JULIEN STRAUSS, Respondent,
v.
STAFFORD BUCKLEY et al., Appellants.
Civ. No. 10345.
California Court of Appeals. First Appellate District, Division Two.
March 25, 1937.Redman, Alexander & Bacon, Harold Huovinen and Herbert Chamberlin for Appellants. *8
H. Raymond Hall and William P. Schwartz for Respondent.
Nourse, P. J.
On a trial before a jury in an action for personal injuries plaintiff had a verdict upon which a judgment followed for $5,000. At about 6:30 A. M. of December 17, 1935, plaintiff was driving an automobile northerly on San Pablo Avenue in Berkeley, and defendant Stafford Buckley was driving southerly along the same street. As plaintiff passed the intersection of Oregon Street, he saw defendants' car swerve suddenly to the left and then turn sharply to the right. Plaintiff turned to his left, and the cars came in collision on the westerly side of the highway. The point of impact of each car was the right front portion, approximately at or above the right front wheel. The highway was a wide boulevard with room for six lanes of traffic. The defendant Stafford Buckley was intoxicated at the time, and his negligence is not disputed. The other defendant is held because of her ownership of or interest in the car.
[1] The judgment for $5,000 is manifestly excessive, and can be accounted for only through the prejudice and passion of the jury aroused by the frequent references to the drunken condition of the driver or through the errors in the cross-examination of the plaintiff. In either case the judgment must be reversed. The damages recoverable in a case of this kind are to be compensatory only; punitive damages are not recoverable because of the drunkenness of the defendant. That is an offense in itself for which punishment may be imposed in the ordinary course of law. Evidence of the drunkenness may be offered, of course, to show the negligence of the driver, but it may not be used to enhance the award of damages beyond that which will fairly compensate the plaintiff for the injuries suffered.
The collision occurred on December 17, 1935. The plaintiff was taken to a hospital where he remained eight days. His hospital bill was $135; his bill for nursing was $60; that for two doctors was $135. His injuries consisted of a scalp wound, bruises on the nose and arm and a sprained ankle. He suffered no broken bones and no permanent injuries. The scar on his scalp had healed at the time of the trial in June, 1936. Plaintiff was a traveling salesman selling women's apparel. Within nineteen days after the accident he *9 resumed calling on his customers, drove his automobile as soon as it came from the repair shop, and increased his business about fifty per cent over the previous year. On direct examination he testified that his average earnings during this part of the season were from $25 to $100 a day, but that from the date of the accident to January 20, 1936, he was unable to earn more than $25 for the entire period, that the winter and spring of 1936 was an exceptionally good season in his line of business, but that he was unable to profit by it because of his injuries. He also testified that, except through the accident, he had never been sick and had not had any trouble at any other time. On cross-examination he admitted that he had not made any income tax return, state or federal, for the year 1935, and no federal return for the year 1934.

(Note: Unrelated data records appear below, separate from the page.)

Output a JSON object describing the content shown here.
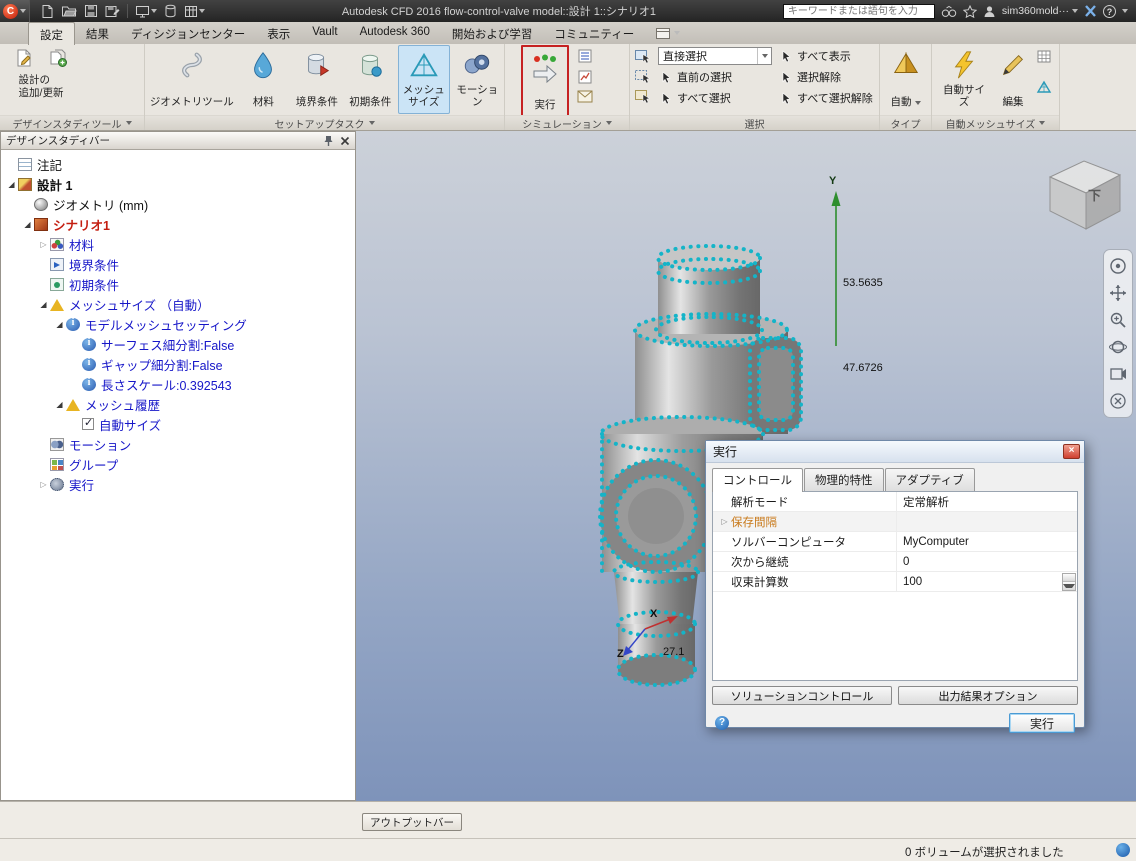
{
  "icons": {
    "app-logo": "red circle C",
    "search": "binoculars",
    "favorites": "star",
    "user": "person silhouette",
    "exchange": "blue X",
    "help": "question mark circle",
    "pin": "push pin",
    "close": "×",
    "dropdown": "▼",
    "expander_collapsed": "▷",
    "expander_expanded": "◢",
    "checkbox_check": "✓"
  },
  "titlebar": {
    "logo_letter": "C",
    "title": "Autodesk CFD 2016   flow-control-valve model::設計 1::シナリオ1",
    "search_placeholder": "キーワードまたは語句を入力",
    "username": "sim360mold···"
  },
  "menubar": {
    "tabs": [
      {
        "label": "設定",
        "name": "settings",
        "active": true
      },
      {
        "label": "結果",
        "name": "results"
      },
      {
        "label": "ディシジョンセンター",
        "name": "decision-center"
      },
      {
        "label": "表示",
        "name": "view"
      },
      {
        "label": "Vault",
        "name": "vault"
      },
      {
        "label": "Autodesk 360",
        "name": "autodesk-360"
      },
      {
        "label": "開始および学習",
        "name": "getting-started"
      },
      {
        "label": "コミュニティー",
        "name": "community"
      }
    ]
  },
  "ribbon": {
    "design_study": {
      "group_label": "デザインスタディツール",
      "button_line1": "設計の",
      "button_line2": "追加/更新"
    },
    "setup": {
      "group_label": "セットアップタスク",
      "items": [
        {
          "name": "geometry-tools-button",
          "icon": "geometry",
          "lines": [
            "ジオメトリツール"
          ],
          "wide": true
        },
        {
          "name": "materials-button",
          "icon": "drop",
          "lines": [
            "材料"
          ]
        },
        {
          "name": "boundary-conditions-button",
          "icon": "cylinderArrow",
          "lines": [
            "境界条件"
          ]
        },
        {
          "name": "initial-conditions-button",
          "icon": "cylinder",
          "lines": [
            "初期条件"
          ]
        },
        {
          "name": "mesh-size-button",
          "icon": "mesh",
          "lines": [
            "メッシュ",
            "サイズ"
          ],
          "selected": true
        },
        {
          "name": "motion-button",
          "icon": "motion",
          "lines": [
            "モーション"
          ]
        }
      ]
    },
    "simulation": {
      "group_label": "シミュレーション",
      "run_label": "実行"
    },
    "selection": {
      "group_label": "選択",
      "dropdown_label": "直接選択",
      "col1": [
        {
          "name": "previous-selection-button",
          "label": "直前の選択"
        },
        {
          "name": "select-all-button",
          "label": "すべて選択"
        }
      ],
      "col2": [
        {
          "name": "show-all-button",
          "label": "すべて表示"
        },
        {
          "name": "deselect-button",
          "label": "選択解除"
        },
        {
          "name": "deselect-all-button",
          "label": "すべて選択解除"
        }
      ]
    },
    "type": {
      "group_label": "タイプ",
      "auto_label": "自動"
    },
    "auto_mesh": {
      "group_label": "自動メッシュサイズ",
      "autosize_label": "自動サイズ",
      "edit_label": "編集"
    }
  },
  "design_study_bar": {
    "title": "デザインスタディバー",
    "tree": [
      {
        "label": "注記",
        "level": 0,
        "icon": "note",
        "color": "black"
      },
      {
        "label": "設計 1",
        "level": 0,
        "icon": "design",
        "color": "black",
        "bold": true,
        "expander": "expanded"
      },
      {
        "label": "ジオメトリ (mm)",
        "level": 1,
        "icon": "geometry",
        "color": "black"
      },
      {
        "label": "シナリオ1",
        "level": 1,
        "icon": "scenario",
        "color": "red",
        "expander": "expanded"
      },
      {
        "label": "材料",
        "level": 2,
        "icon": "material",
        "color": "blue",
        "expander": "collapsed"
      },
      {
        "label": "境界条件",
        "level": 2,
        "icon": "boundary",
        "color": "blue"
      },
      {
        "label": "初期条件",
        "level": 2,
        "icon": "initial",
        "color": "blue"
      },
      {
        "label": "メッシュサイズ （自動）",
        "level": 2,
        "icon": "mesh",
        "color": "blue",
        "expander": "expanded"
      },
      {
        "label": "モデルメッシュセッティング",
        "level": 3,
        "icon": "info",
        "color": "blue",
        "expander": "expanded"
      },
      {
        "label": "サーフェス細分割:False",
        "level": 4,
        "icon": "info",
        "color": "blue"
      },
      {
        "label": "ギャップ細分割:False",
        "level": 4,
        "icon": "info",
        "color": "blue"
      },
      {
        "label": "長さスケール:0.392543",
        "level": 4,
        "icon": "info",
        "color": "blue"
      },
      {
        "label": "メッシュ履歴",
        "level": 3,
        "icon": "mesh",
        "color": "blue",
        "expander": "expanded"
      },
      {
        "label": "自動サイズ",
        "level": 4,
        "checkbox": true,
        "checked": true,
        "color": "blue"
      },
      {
        "label": "モーション",
        "level": 2,
        "icon": "motion",
        "color": "blue"
      },
      {
        "label": "グループ",
        "level": 2,
        "icon": "group",
        "color": "blue"
      },
      {
        "label": "実行",
        "level": 2,
        "icon": "run",
        "color": "blue",
        "expander": "collapsed"
      }
    ]
  },
  "viewport": {
    "axis_y_label": "Y",
    "axis_x_label": "X",
    "axis_z_label": "Z",
    "dim_1": "53.5635",
    "dim_2": "47.6726",
    "dim_3": "27.1",
    "viewcube_face": "下"
  },
  "run_dialog": {
    "title": "実行",
    "tabs": [
      {
        "label": "コントロール",
        "active": true
      },
      {
        "label": "物理的特性"
      },
      {
        "label": "アダプティブ"
      }
    ],
    "rows": [
      {
        "label": "解析モード",
        "value": "定常解析"
      },
      {
        "label": "保存間隔",
        "value": "",
        "orange": true,
        "expander": true,
        "shaded": true
      },
      {
        "label": "ソルバーコンピュータ",
        "value": "MyComputer"
      },
      {
        "label": "次から継続",
        "value": "0"
      },
      {
        "label": "収束計算数",
        "value": "100",
        "spinner": true
      }
    ],
    "buttons": [
      {
        "name": "solution-control-button",
        "label": "ソリューションコントロール"
      },
      {
        "name": "output-options-button",
        "label": "出力結果オプション"
      }
    ],
    "run_button_label": "実行"
  },
  "output_bar": {
    "label": "アウトプットバー"
  },
  "statusbar": {
    "text": "0 ボリュームが選択されました"
  }
}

[2] The loss of income as a result of the injuries was one of the principal items of damage claimed, and the defendants sought to cross-examine plaintiff on this issue to disprove his testimony that he had not suffered from other injury or illness, but that his loss of income was due solely to the injuries received in this accident. For this purpose he was asked the following questions, objections to all of which were sustained:
"Q. You had the flu this year, didn't you? A. No, I had a little cold. Q. You collected insurance benefits for that didn't you, for the flu? ... Q. Is it not a fact in February of this year you had the flu and because of that disability you put in and collected a claim from the insurance company? ... Is it not a fact you made a statement to the Travelers Health Association and another statement to the Illinois Commercial Travelers Association in February of this year that you had the flu and collected benefits from them for that? ... Is it not a fact you wrote to those companies you had been laid up with the flu? ... Isn't it a fact you made a claim and collected from the Iowa State Travelers Association? ... Is it not a fact in February of this year you made a claim and collected for sickness, influenza, from the Travelers Health Association? ... And at the same time collected, made a claim and collected from the Illinois Commercial Travelers Association?"

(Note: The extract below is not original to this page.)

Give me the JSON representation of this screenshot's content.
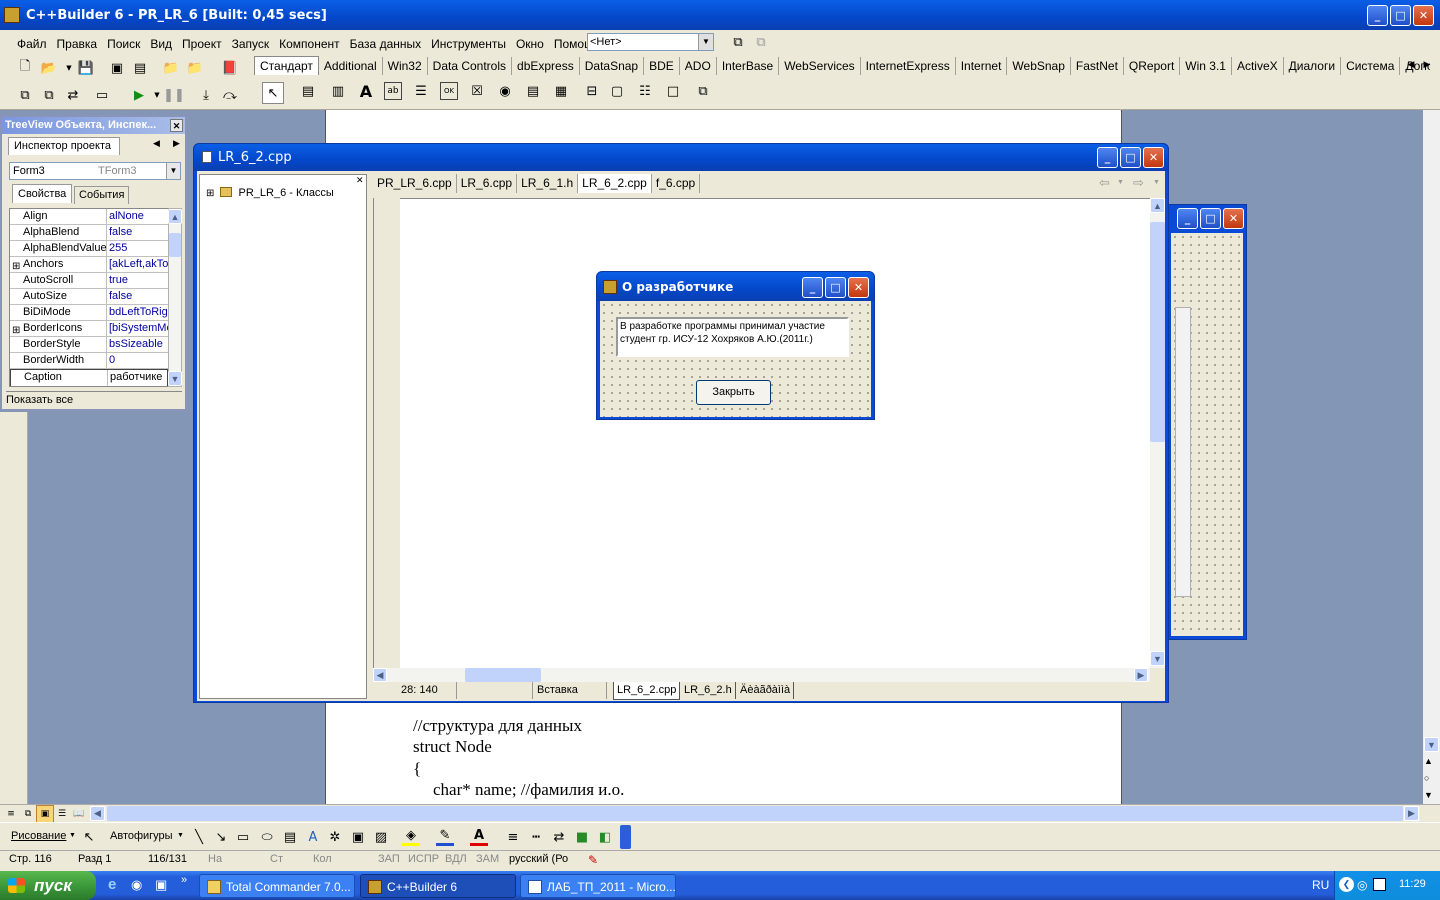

These questions were proper cross-examination directed to discredit plaintiff's testimony relating to his loss of earning *10 capacity and the exaggeration of his physical injuries, as well as to discredit him as a witness. These were matters which the defendants could with great difficulty contradict by other witnesses, and, under such circumstances, great liberality should have been allowed in the cross-examination. The rule applicable is stated in McFadden v. Santa Ana etc. Ry. Co., 87 Cal. 464, 470 [25 P. 681, 11 L.R.A. 252].
The judgment is reversed.
Sturtevant, J., and Spence, J., concurred.